Davis is a marxist, and most of his analyses are wonderfully creative elaborations of marxian structuralism. Here, I think he hits the thing exactly, which is why I believe there’s still life left in the structuralist carcass. Certainly, the sense of a peripheral health system to address the most basic needs of an underserved population has some of the obvious flaws of all structural analyses: which are the ‘basic’ needs, how powerful are ‘belief systems’ in treating those needs? Yet we can’t help but admit that the lives of the indigent are not so crushing as to make them impossible. There will always be enough food and shelter so that they can go back to work the next day. When there’s not, this is evidence of a crisis which is destructive to the productive cycle of late-capitalism. Yet in the global economic order, this subsistence regimen is incapable of dealing with the predictable but non-daily demands of grinding work.

Many working-class fathers (my grandparents among them) found enough extra cash for a monthly or a weekly binge. Many poor mothers suffer from mental illnesses whose treatments, even for the richest people, involve reflection, medication, and the attention of an expensive expert, and may still be untreatable after all that. Faith-healing and pastoral counseling goes to the root of the problem, and attempts to mobilize the subject against her worst habits. As Davis argues, the improvement in the quality of life of the poor is substantial.

Moreover, this self-discipline is tremendously efficient: for a small tithe, the poor can receive a measure of relief, scaled to their community. Yet as Foucault has pointed out, these disciplinary techniques must be worked out amongst the middle and upper classes. The experimentation around theology, staging, and efficacy all happens in the pentacostal mega-churches of the US Bible Belt, from which it is exported to the more fertile ground of the southern hemisphere. The American middle class finds faith comforting and useful for many of the same reasons as the poor, but the institutions we develop are easily cast off when they become unsatisfying. The global South accepts our cast-offs in this, as in all other things. Yet they also make them uniquely their own.

Just as Catholicism’s liberation theology has been a progressive force in much of Latin America, I predict that Pentacostalism will not long be satisfied with the status quo. Catholicism’s hierarchical design has resisted dictatorial regimes in favor of a growing middle-class, an educated aristocracy. Most marixists admit this is a step in the right direction for countries like Venezuela, Ecuador, or Brazil. Pentacostalism’s personality cults suggests that the political movements that emerge from this “spiritual health delivery system” will have a fascistic tinge, focused on the sovereign healer, his spectacular faith, and his connection to God.

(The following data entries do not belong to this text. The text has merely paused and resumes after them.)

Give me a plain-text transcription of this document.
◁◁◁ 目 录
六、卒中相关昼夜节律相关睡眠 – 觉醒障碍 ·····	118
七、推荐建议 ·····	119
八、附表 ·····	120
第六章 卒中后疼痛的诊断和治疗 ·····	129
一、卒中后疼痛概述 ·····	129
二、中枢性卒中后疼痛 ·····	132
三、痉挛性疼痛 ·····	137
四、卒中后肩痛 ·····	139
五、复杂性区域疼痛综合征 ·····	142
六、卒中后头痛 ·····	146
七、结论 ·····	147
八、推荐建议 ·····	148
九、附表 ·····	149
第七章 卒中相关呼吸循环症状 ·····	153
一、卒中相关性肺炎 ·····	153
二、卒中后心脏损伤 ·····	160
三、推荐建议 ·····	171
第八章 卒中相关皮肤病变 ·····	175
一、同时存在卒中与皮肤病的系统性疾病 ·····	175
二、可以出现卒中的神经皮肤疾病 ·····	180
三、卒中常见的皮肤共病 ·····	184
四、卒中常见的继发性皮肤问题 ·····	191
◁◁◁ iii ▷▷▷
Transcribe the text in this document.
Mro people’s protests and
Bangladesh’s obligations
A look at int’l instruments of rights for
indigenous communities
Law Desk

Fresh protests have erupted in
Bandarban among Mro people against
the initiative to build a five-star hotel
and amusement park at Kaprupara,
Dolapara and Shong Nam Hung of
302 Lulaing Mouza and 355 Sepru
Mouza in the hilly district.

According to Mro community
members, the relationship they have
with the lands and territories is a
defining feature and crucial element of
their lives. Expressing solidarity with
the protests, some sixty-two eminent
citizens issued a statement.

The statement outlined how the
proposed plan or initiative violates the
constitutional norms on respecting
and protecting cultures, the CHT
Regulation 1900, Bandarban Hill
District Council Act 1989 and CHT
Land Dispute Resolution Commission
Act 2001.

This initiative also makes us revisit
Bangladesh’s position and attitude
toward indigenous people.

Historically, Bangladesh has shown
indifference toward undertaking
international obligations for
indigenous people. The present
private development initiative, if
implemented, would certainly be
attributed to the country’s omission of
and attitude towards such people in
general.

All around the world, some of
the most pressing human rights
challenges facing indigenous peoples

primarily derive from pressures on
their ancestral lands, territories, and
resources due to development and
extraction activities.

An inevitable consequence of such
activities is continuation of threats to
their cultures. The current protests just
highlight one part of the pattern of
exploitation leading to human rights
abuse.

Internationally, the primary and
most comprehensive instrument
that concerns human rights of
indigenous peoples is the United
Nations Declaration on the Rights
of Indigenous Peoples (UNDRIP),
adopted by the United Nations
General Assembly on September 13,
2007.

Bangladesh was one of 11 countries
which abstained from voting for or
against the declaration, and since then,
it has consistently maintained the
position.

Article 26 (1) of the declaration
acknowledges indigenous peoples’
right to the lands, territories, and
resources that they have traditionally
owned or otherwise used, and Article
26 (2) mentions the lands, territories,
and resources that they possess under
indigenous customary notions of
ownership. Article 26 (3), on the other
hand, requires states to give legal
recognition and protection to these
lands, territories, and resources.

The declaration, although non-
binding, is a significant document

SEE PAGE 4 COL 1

Pentacostalism doesn’t even have the American fundamentalist’s faith that the sacred texts are democratically available to all for literal interpretation. Instead, power and prestige are distributed based on perceived faith, and faith is demonstrated by stunts and miracles. The first political leaders to emerge from this movement will have the force of fanaticism behind them. I do not imagine that this bodes well for the poor men and women seeking a bit of comfort from their dark existence.